Reid’s salary is $17,500 . . . His town house rent is a hundred thousand dollars a year] Clemens correctly states the salary of Reid (and all U.S. ambassadors, at that time). The rent he paid on Dorchester House was $40,000; he also leased a country estate in Bedfordshire from the earl of Cowper. The total outlay of his household was conjectured to be perhaps $300,000. Whatever the exact figures, it was much remarked in the press that magnificence on this scale was attainable by private millionaires, not public servants (“Pays Twice His Salary in Rent; Ambassador Reid Gratifies Fancy,” Chicago Tribune, 26 June 1905, 6; “Finer than the King’s,” San Francisco Chronicle, 22 July 1906, 5; “Mr.

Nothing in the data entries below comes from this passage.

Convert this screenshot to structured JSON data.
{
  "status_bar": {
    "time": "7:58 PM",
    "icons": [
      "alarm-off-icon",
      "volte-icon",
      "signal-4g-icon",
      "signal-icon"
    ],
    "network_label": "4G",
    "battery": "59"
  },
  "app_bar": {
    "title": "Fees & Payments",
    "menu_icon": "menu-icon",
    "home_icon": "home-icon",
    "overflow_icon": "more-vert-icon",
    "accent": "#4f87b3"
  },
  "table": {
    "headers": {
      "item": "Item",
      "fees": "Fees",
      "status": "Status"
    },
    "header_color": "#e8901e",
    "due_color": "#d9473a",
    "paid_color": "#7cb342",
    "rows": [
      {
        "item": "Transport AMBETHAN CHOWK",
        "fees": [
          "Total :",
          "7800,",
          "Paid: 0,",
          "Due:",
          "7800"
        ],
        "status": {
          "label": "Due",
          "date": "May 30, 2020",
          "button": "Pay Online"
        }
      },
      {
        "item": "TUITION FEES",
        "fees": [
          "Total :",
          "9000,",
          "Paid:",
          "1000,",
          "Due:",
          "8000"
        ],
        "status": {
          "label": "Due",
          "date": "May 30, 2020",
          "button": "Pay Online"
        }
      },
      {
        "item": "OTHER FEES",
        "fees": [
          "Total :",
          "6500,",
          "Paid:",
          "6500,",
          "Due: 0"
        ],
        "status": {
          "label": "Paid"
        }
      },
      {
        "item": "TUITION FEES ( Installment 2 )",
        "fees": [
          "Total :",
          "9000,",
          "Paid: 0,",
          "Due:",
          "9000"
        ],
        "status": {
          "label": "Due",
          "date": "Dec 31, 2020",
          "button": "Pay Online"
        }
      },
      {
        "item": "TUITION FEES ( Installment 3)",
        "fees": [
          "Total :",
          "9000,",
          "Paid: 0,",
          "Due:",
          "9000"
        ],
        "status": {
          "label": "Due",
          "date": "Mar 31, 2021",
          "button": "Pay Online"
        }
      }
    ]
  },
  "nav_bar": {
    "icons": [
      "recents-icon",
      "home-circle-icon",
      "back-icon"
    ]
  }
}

Reid’s Salary Not Enough for Flowers,” New York Times, 28 July 1907, SM2).
salaried members of the New York Tribune staff . . . married unnumbered millions of dollars] As managing editor of Horace Greeley’s New York Tribune, Reid recruited John Hay to the editorial staff (1870) and encouraged Clemens’s occasional contributions. Upon Greeley’s death in 1872, Reid borrowed heavily from Jay Gould to buy the Tribune, and parlayed his control of America’s foremost newspaper into a political career. Hay and Reid were both married to the daughters of wealthy railroad magnates: Reid to a daughter of Darius O. Mills in 1881, and Hay to a daughter of Amasa Stone in 1874 (5 Dec 1872 to Reid, L5 , 242–43 n. 1).

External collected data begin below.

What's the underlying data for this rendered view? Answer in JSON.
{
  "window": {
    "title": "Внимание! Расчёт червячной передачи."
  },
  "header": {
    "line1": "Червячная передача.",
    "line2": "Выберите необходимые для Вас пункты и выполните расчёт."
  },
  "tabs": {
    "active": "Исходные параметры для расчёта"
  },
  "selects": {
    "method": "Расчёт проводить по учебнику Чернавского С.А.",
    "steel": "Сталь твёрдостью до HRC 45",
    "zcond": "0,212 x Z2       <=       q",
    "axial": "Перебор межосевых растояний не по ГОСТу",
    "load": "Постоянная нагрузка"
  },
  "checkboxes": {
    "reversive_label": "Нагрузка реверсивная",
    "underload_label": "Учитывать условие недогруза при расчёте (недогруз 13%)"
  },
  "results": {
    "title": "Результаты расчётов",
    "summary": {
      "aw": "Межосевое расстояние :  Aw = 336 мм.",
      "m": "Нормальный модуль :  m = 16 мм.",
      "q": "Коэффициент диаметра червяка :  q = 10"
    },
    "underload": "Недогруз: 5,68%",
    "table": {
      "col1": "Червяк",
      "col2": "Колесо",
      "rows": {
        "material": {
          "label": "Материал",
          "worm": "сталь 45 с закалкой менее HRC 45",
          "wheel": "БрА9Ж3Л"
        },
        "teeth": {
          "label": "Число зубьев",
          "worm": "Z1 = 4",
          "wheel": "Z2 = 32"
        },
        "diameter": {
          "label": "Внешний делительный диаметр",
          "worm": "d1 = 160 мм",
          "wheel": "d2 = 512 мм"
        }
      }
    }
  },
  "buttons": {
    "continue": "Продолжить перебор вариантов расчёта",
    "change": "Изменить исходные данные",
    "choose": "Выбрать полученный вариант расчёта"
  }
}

Leonard Wood] Clemens denounced Wood’s ruthless military actions in the Philippines, and his controversial appointment by Roosevelt to the rank of major general, in the Autobiographical Dictations of 12 and 14 March 1906 (see AutoMT1 , 403–9 and notes on 615–19).
Theodore Roosevelt . . . implored by the whole nation to accept a third term] For more on Roosevelt’s terms of office, see the Autobiographical Dictation of 14 July 1908, note at 255.18.
Source document.
TS1 Typescript, leaves numbered 3094–97 (altered in ink to 2194–97), made from Hobby’s notes and revised.TS1, as revised by Clemens, is the only authoritative source for this dictation.